Adult human listeners can relearn to localize sound after introducing an asymmetric hearing loss by occluding one ear. (A) Sound localization performance (% correct) as a function of training session for one subject who wore an earplug in the right ear during the localization tests. Scores for each session (dots) were fitted using linear regression (lines) to calculate slope values, which quantified the rate of adaptation. Relative to flat-spectrum noise (blue), much less adaptation occurred with random-spectrum noise (pink), which limits the usefulness of spectral cues to sound location. (B) Adaptation rate is shown for flat- and random-spectrum stimuli for different subjects (gray lines; n = 11). Positive values indicate improvements in localization performance with training. Mean adaptation rates across subjects (±bootstrapped 95% confidence intervals) are shown in blue and pink for the two stimulus types.

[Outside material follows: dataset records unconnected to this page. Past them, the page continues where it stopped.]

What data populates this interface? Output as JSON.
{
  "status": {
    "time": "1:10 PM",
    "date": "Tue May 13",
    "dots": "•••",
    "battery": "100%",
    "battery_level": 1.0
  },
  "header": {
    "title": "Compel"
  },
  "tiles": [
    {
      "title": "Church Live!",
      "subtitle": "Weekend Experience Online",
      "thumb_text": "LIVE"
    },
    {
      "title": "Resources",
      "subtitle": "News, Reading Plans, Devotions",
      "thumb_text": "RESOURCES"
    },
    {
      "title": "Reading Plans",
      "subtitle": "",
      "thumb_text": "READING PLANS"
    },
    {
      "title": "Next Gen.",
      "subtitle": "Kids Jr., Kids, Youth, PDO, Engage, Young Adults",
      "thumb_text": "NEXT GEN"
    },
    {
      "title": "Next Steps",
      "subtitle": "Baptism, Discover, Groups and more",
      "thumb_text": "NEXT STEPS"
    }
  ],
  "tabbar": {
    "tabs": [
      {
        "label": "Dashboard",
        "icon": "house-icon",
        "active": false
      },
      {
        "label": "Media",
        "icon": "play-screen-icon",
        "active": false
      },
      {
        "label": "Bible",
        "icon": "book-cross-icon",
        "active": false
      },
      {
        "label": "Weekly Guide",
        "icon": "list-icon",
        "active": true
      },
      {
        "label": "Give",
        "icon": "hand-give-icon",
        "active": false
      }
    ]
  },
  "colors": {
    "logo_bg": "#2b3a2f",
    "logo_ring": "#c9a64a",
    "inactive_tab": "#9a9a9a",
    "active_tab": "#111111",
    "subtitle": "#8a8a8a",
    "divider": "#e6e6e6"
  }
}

Dotted black lines indicate adaptation rates observed in a previous study (Kumpik et al., 2010). (C) Mean error magnitude plotted as a function of training session for one subject when pure tones were used as the stimuli. Data are plotted separately for low- (1 kHz, dark blue) and high-frequency (8 kHz, light blue) tones. Improved performance was associated with a reduction in error magnitude, producing negative values for the change (Δ) in error magnitude. (D) Δ error for low- and high-frequency tones plotted for each subject (gray lines; n = 11). Mean values for Δ error across subjects (±bootstrapped 95% confidence intervals) are shown in blue. Although there are pronounced individual differences for the adaptation observed at the two tone frequencies, almost all values are <0, indicating that error magnitude declined over the training sessions. Dotted red line shows Δ error values that would have been observed if human listeners had adapted as well as ferrets reared with a unilateral earplug (Keating et al., 2015). Adapted from Keating et al. (2016).